El depósito tiene una capacidad de 12,5 litros, lo que garantiza una autonomía de al menos 200 kilómetros.

El cuadro de instrumentos, a pesar de su aspecto sencillo, ofrece más información de lo que a priori pudieras esperar. Presidido por el generoso dial radial del velocímetro, encontramos indicadores de luces de punto muerto, del correcto funcionamiento del ABS, de intermitentes, de avería de motor o de bajo nivel de gasolina o batería. Además, accionado desde un botón de la piña izquierda, podemos controlar la información digital que parece en el cuadro: Desde marcha engranada y rpm, a cuentakilómetros totales y parciales.

Cuando subimos por primera vez en la Iron 883, echamos los pies hacia adelante en busca de la estribera que, ¡oh, sorpresa! no está adelantada, sino justo en el sitio que buscarías en una naked cualquiera. La posición de conducción es muy cómoda, al menos para los que somos recortaditos. La baja altura del asiento obliga a flexionar la pierna por la rodilla algo más de la cuenta, pero si mides menos de 1,75 no tendrás la menor queja.

El amplio manillar ejerce un gran control de la dirección de la moto; tanto para moverla en parado como a la hora de controlar la trazada. Los botones y palancas de accionamiento están muy bien resueltos por una marca que va camino de los 120 años de historia. Los intermitentes no han sucumbido a las modas japonesas y siguen contando con mando independiente a cada lado del manillar. La adopción del arranque mediante llave presencial ha simplificado y modificado los botones de arranque y parada. Como dicen desde la fábrica; son estos pequeños detalles los que hacen que una Harley-Davidson sea una Harley-Davidson.

Pulsamos el interruptor del contacto y presionamos sobre el botón de arranque para que, suavemente, el bicilíndrico cobre vida con un suave ronroneo. Metemos primera, accionando una palanca muy precisa que inserta, con un sonoro aviso, que el cambio ha entrado. Una moto de verdad. Hecha de acero y con los sonidos metálicos de toda la vida. No encontrarás traicioneros puntos muertos ni esponjosas dudas. Todo real.

Los primeros kilómetros por la ciudad son de progresivo enamoramiento. La altura del asiento, pero sobre todo el bajísimo centro de gravedad, permiten moverte con soltura entre las filas de coches. El motor empuja progresivamente desde abajo y el sonido de su escape, aunque bronco, no es para nada estridente y molesto. Gracias al indicador de marcha engranada y rpm, algo poco habitual en una moto custom, puedes optimizar aún más tu conducción. El desarrollo es largo, sobre todo la quinta, que es un auténtico overdive que te permite circular de forma desahogada por las autovías que circundan la ciudad, aprovechando las deliciosas pistonadas de su enorme par motor.

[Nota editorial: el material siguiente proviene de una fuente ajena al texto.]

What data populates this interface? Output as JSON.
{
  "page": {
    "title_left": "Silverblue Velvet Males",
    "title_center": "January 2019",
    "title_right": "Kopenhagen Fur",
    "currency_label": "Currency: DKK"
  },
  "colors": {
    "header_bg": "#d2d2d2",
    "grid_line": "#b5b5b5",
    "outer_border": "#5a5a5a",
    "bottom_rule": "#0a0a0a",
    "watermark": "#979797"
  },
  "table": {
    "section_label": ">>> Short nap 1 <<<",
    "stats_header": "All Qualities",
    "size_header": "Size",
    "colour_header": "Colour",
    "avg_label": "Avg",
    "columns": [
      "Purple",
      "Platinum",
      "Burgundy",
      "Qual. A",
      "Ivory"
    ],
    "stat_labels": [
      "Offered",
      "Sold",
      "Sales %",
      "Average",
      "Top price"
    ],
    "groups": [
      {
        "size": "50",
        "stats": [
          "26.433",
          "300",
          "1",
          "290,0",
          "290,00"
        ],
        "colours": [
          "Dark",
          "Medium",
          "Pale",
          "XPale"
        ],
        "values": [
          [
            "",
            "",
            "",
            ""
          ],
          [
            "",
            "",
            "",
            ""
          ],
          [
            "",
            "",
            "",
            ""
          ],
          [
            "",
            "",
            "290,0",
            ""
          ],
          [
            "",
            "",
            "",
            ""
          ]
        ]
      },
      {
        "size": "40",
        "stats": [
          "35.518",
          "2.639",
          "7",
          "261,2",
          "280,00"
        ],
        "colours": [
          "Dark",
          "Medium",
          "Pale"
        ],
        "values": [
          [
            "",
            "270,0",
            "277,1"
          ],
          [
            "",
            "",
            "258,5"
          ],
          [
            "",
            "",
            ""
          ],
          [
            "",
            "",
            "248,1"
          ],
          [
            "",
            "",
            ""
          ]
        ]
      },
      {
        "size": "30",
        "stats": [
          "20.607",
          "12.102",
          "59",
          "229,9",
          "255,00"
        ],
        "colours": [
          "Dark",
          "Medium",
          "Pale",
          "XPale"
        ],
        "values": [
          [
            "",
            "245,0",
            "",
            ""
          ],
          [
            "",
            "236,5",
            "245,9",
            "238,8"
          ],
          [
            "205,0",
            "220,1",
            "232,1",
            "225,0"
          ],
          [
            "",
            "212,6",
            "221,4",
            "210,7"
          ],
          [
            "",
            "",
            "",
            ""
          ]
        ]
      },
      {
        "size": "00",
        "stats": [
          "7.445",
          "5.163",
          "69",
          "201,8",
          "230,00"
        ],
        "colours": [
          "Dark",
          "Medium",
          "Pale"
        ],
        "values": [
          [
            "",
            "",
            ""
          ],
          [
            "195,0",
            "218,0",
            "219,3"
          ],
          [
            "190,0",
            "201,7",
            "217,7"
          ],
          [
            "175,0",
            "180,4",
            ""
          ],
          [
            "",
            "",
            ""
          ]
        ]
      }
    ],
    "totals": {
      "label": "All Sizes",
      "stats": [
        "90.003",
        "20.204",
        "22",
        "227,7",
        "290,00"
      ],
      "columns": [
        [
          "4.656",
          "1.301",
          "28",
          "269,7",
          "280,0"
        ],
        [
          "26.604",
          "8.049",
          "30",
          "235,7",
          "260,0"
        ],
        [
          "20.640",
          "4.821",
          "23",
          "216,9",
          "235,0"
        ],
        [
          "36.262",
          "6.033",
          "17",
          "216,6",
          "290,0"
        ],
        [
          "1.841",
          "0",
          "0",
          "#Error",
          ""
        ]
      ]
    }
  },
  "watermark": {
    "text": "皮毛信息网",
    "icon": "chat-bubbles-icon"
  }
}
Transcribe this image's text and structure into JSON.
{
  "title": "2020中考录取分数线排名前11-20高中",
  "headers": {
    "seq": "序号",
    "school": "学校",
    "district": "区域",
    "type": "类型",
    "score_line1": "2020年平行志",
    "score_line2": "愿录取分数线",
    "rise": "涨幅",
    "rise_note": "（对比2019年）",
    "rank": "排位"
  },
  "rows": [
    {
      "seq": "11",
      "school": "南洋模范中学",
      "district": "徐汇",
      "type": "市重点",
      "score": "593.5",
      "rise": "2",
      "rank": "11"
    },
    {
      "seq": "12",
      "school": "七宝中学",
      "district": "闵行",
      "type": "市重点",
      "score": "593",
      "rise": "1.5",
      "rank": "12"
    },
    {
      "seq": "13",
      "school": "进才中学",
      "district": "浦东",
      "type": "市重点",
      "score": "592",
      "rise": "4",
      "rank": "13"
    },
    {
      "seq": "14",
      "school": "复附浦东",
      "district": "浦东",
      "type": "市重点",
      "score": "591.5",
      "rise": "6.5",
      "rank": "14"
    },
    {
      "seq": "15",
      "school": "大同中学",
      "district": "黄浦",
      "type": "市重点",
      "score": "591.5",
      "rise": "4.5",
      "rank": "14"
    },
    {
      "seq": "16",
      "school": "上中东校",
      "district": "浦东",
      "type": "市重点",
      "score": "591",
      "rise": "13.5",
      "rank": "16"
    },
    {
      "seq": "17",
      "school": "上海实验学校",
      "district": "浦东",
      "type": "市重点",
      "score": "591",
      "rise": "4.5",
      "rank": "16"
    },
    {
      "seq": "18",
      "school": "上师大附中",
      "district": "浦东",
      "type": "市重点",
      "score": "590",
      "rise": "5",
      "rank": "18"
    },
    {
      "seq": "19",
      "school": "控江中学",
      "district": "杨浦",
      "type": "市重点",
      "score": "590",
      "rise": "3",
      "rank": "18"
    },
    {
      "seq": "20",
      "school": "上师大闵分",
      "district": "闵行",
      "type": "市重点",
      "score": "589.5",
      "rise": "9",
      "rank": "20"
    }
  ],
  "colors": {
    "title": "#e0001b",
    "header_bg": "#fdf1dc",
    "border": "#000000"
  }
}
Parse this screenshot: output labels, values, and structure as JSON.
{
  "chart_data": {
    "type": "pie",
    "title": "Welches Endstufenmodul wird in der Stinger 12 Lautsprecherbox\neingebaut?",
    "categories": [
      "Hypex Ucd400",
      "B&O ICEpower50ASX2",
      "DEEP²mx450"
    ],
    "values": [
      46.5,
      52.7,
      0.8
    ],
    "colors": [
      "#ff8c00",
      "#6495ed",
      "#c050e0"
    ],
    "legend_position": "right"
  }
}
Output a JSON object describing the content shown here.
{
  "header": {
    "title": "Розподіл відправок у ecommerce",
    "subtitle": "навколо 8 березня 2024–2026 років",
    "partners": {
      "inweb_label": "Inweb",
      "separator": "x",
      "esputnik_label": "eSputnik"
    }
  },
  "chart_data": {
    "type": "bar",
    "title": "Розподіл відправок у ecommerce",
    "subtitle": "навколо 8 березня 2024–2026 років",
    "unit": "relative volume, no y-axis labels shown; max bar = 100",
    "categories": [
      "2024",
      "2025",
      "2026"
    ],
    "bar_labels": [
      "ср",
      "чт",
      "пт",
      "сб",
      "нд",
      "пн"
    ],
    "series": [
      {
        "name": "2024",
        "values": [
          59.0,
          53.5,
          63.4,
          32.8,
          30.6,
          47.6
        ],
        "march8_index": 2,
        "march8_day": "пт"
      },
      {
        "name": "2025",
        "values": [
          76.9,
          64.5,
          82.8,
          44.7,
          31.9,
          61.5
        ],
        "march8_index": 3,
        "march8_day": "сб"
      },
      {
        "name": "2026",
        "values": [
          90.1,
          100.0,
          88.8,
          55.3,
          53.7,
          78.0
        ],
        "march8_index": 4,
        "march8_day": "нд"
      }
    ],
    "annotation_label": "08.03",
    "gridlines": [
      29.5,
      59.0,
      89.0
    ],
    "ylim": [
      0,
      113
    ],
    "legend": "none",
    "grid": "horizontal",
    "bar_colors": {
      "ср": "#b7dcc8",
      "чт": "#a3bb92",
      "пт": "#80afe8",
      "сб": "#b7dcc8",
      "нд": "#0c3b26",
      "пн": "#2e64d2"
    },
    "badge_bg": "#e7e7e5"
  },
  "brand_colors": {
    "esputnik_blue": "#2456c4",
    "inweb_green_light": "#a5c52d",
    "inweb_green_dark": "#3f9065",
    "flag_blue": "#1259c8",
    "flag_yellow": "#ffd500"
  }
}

Con la excusa de buscar alguna zona de buen firme y cielo abierto, en la plomiza mañana primaveral de nuestra jornada de pruebas, los kilómetros de curvas iban pasando y el idilio moto piloto seguía ganando enteros. Tanto, que los avisadores de las estriberas eran el único impedimento que encorsetaba las aspiraciones de las más deportiva de las Sportster de Harley-Davidson. La Iron 883 es una moto realmente ágil, tanto que llega a sorprendente por su aplomo y por lo bien que se adapta su chasis a las carreteras.

Tal y como nos anunció Enrique Ortiz, responsable de postventa de GUBRA, el distribuidor autorizado de Harley-Davidson para toda Canarias, los amortiguadores han mejorado mucho su comportamiento dinámico y ahora ofrecen unas reacciones mucho más progresivas. Además puedes ajustar la precarga para adaptarla a la carga o a tus gustos personales.

A pesar de no ser una moto ligera, disfrutarás recorriendo las carreteras de montaña al ritmo que le permite su limitado ángulo de inclinación. La relajada postura de conducción te regala horas de placer sin cansarte, durante todos los kilómetros que admita la autonomía de su depósito de 12,5 litros. A ello contribuye también la notable disminución de las vibraciones del motor Evolution montado sobre unos nuevos y efectivos silentblocks. El conjunto de frenos, compuesto por un disco delantero y otro trasero, con pinza de doble pistón en el delantero y pistón simple en el trasero, han cumplido con su misión, sin síntomas de fatiga, a lo largo de toda la prueba, y eso que la confianza que le otorga su sistema de frenos ABS, nos ha animado a hacer apuradas de frenada impensables para otras custom.

Si te gustan las motos custom, la Sportster 883 Iron puede ser la elección perfecta como tu primera Harley-Davidson. No necesitarás más motor, más chasis, ni más moto para sentir el auténtico espíritu rebelde de la gama “Dark Custom” de la firma de Milwaukee. Además tendrás una moto sorprendentemente práctica para el uso del día a día, y para las escapadas del fin de semana. En definitiva, una Harley-Davidson en mayúsculas, que apuesta por el “lado oscuro” y la elegancia que le otorga la ausencia de elementos superfluos.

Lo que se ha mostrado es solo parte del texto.